Le mot d’ordre de grève lancé par le SLEEG, version Aboubacar Soumah, semble prendre de l’ampleur dans le pays. C’est du moins ce qu’a constaté le correspondant de Guineematin.com à Lola ce mardi, 13 février 2018. Pour leur part, les élèves s’étaient rendus dans les collèges et le lycée pour suivre les cours comme à l’ordinaire. Mais, les enseignants, eux, n’ont pas fait acte de présence. Les élèves étaient contraints de se rentrer chez eux avant l’heure dès le matin.

Hier, lundi 12 février 2018, les professeurs du lycée, après les premières épreuves à 10 heures, avaient déserté la cours de l’établissement. Et, ce matin, ce mouvement de grève a été suivi par tous les enseignants de la commune urbaine.

Bien que cette grève est considérée comme illégale par les autorités du pays et malgré la non-participation des certaines associations syndicales, ce mouvement devient de plus en plus soutenu par les enseignants qui disent aujourd’hui à qui veut l’entendre que « monsieur Aboubacar Soumah est un vrai enseignant, très soucieux de ces collèges ».

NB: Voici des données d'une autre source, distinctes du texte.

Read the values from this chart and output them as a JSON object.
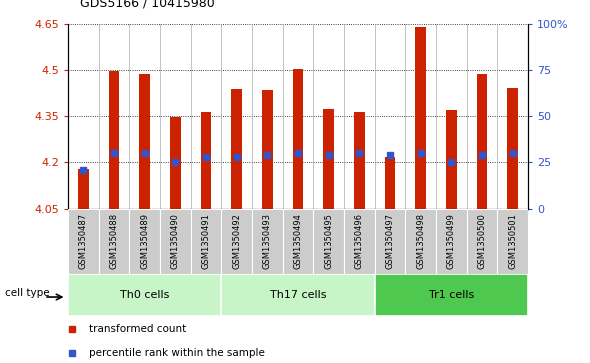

Pendant que les enseignants continuent de revendiquer sur leur sort et de réclamer au gouvernement de meilleures conditions de vie, les élèves plaident pour leur avenir et se plaignent du retard qui sera causé dans le programme de formation.

Pour l’heure, certains élèves de la ville de Lola ont commencé à se rendre dans leurs villages respectifs, en attendant le coup de téléphone de leurs camarades de classe pour la reprise des cours.

En attendant les jours à venir pour voir si les autres districts et sous-préfectures de Lola vont participer ou non à cette grève, les enseignants de la commune urbaine, eux, se sont déjà lancés à fond dans la dance comme ceux des autres préfectures du pays.